10. Use of the compounds of formula I, according to claim 1, as inhibitors of the tyrosine kinases KDR and FLT.

11. Use of the compounds of general formula I, according to claim 1 in the form of a pharmaceutical preparation for enteral, parenteral and oral administration.

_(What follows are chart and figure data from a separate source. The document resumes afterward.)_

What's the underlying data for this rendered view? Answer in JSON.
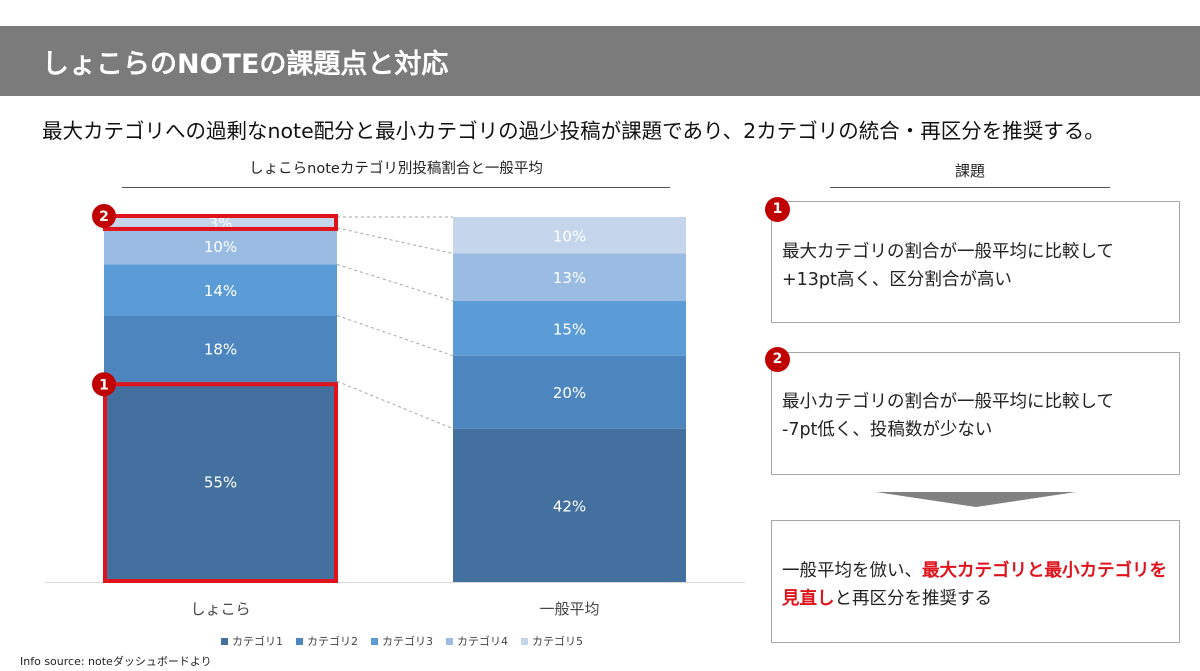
{
  "header": {
    "title": "しょこらのNOTEの課題点と対応"
  },
  "lead": "最大カテゴリへの過剰なnote配分と最小カテゴリの過少投稿が課題であり、2カテゴリの統合・再区分を推奨する。",
  "chart_data": {
    "type": "bar",
    "stacked": true,
    "percent": true,
    "title": "しょこらnoteカテゴリ別投稿割合と一般平均",
    "categories": [
      "しょこら",
      "一般平均"
    ],
    "series": [
      {
        "name": "カテゴリ1",
        "values": [
          55,
          42
        ],
        "color": "#43709e"
      },
      {
        "name": "カテゴリ2",
        "values": [
          18,
          20
        ],
        "color": "#4d85bf"
      },
      {
        "name": "カテゴリ3",
        "values": [
          14,
          15
        ],
        "color": "#5b9cd6"
      },
      {
        "name": "カテゴリ4",
        "values": [
          10,
          13
        ],
        "color": "#9abce2"
      },
      {
        "name": "カテゴリ5",
        "values": [
          3,
          10
        ],
        "color": "#c4d5ec"
      }
    ],
    "ylim": [
      0,
      100
    ],
    "grid": false,
    "legend": "bottom",
    "connectors": true
  },
  "issues": {
    "heading": "課題",
    "items": [
      {
        "number": "1",
        "line1": "最大カテゴリの割合が一般平均に比較して",
        "line2": "+13pt高く、区分割合が高い"
      },
      {
        "number": "2",
        "line1": "最小カテゴリの割合が一般平均に比較して",
        "line2": "-7pt低く、投稿数が少ない"
      }
    ]
  },
  "recommendation": {
    "pre": "一般平均を倣い、",
    "highlight": "最大カテゴリと最小カテゴリを見直し",
    "post": "と再区分を推奨する"
  },
  "colors": {
    "header_bg": "#7b7b7b",
    "badge": "#c00000",
    "highlight_red": "#e0121b"
  },
  "source": "Info source: noteダッシュボードより"
}
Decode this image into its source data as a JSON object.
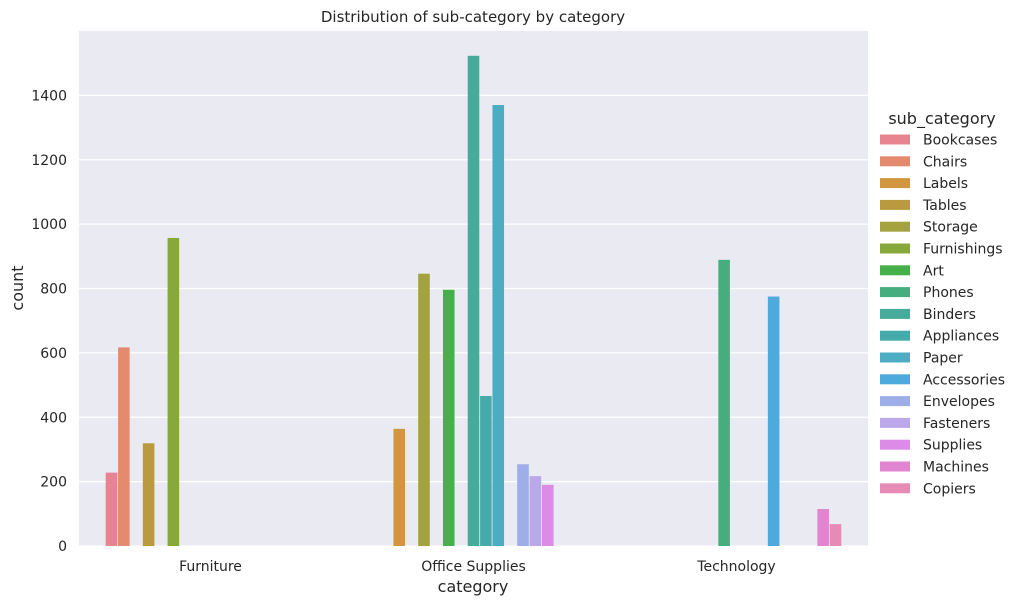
{
  "chart_data": {
    "type": "bar",
    "title": "Distribution of sub-category by category",
    "xlabel": "category",
    "ylabel": "count",
    "ylim": [
      0,
      1600
    ],
    "yticks": [
      0,
      200,
      400,
      600,
      800,
      1000,
      1200,
      1400
    ],
    "grid": true,
    "legend_placement": "right",
    "legend_title": "sub_category",
    "categories": [
      "Furniture",
      "Office Supplies",
      "Technology"
    ],
    "series": [
      {
        "name": "Bookcases",
        "color": "#e8848f",
        "values": [
          228,
          0,
          0
        ]
      },
      {
        "name": "Chairs",
        "color": "#e48b6f",
        "values": [
          617,
          0,
          0
        ]
      },
      {
        "name": "Labels",
        "color": "#d39640",
        "values": [
          0,
          364,
          0
        ]
      },
      {
        "name": "Tables",
        "color": "#b99a3f",
        "values": [
          319,
          0,
          0
        ]
      },
      {
        "name": "Storage",
        "color": "#a4a23e",
        "values": [
          0,
          846,
          0
        ]
      },
      {
        "name": "Furnishings",
        "color": "#87a83c",
        "values": [
          957,
          0,
          0
        ]
      },
      {
        "name": "Art",
        "color": "#47b04a",
        "values": [
          0,
          796,
          0
        ]
      },
      {
        "name": "Phones",
        "color": "#46ae7e",
        "values": [
          0,
          0,
          889
        ]
      },
      {
        "name": "Binders",
        "color": "#47ab9b",
        "values": [
          0,
          1523,
          0
        ]
      },
      {
        "name": "Appliances",
        "color": "#46aaab",
        "values": [
          0,
          466,
          0
        ]
      },
      {
        "name": "Paper",
        "color": "#4cadc2",
        "values": [
          0,
          1370,
          0
        ]
      },
      {
        "name": "Accessories",
        "color": "#4caadc",
        "values": [
          0,
          0,
          775
        ]
      },
      {
        "name": "Envelopes",
        "color": "#9daee8",
        "values": [
          0,
          254,
          0
        ]
      },
      {
        "name": "Fasteners",
        "color": "#bba7ea",
        "values": [
          0,
          217,
          0
        ]
      },
      {
        "name": "Supplies",
        "color": "#dc8ce6",
        "values": [
          0,
          190,
          0
        ]
      },
      {
        "name": "Machines",
        "color": "#e285d1",
        "values": [
          0,
          0,
          115
        ]
      },
      {
        "name": "Copiers",
        "color": "#e68bb5",
        "values": [
          0,
          0,
          68
        ]
      }
    ]
  }
}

12. Use of the compounds according to claim 1 in the case of

psoriasis, Kaposi's sarcoma, restenosis, such as, e.g., stent-induced restenosis, endometriosis, Crohn's disease, Hodgkin's disease, leukemia; arthritis, such as rheumatoid arthritis, hemangioma, angiofibroma; eye diseases, such as diabetic retinopathy, neovascular glaucoma; renal diseases, such as glomerulonephritis, diabetic nephropathy, malignant nephrosclerosis, thrombic microangiopathic syndrome, transplant rejections and glomerulopathy; fibrotic diseases, such as cirrhosis of the liver, mesangial cell proliferative diseases, arteriosclerosis, injuries to nerve tissue, and for inhibiting the reocclusion of vessels after balloon catheter treatment, in vascular prosthetics or after mechanical devices are used to keep vessels open, such as, e.g., stents, and as immunosuppressive agents, and for supporting scar-free healing, and in senile keratosis and in contact dermatitis.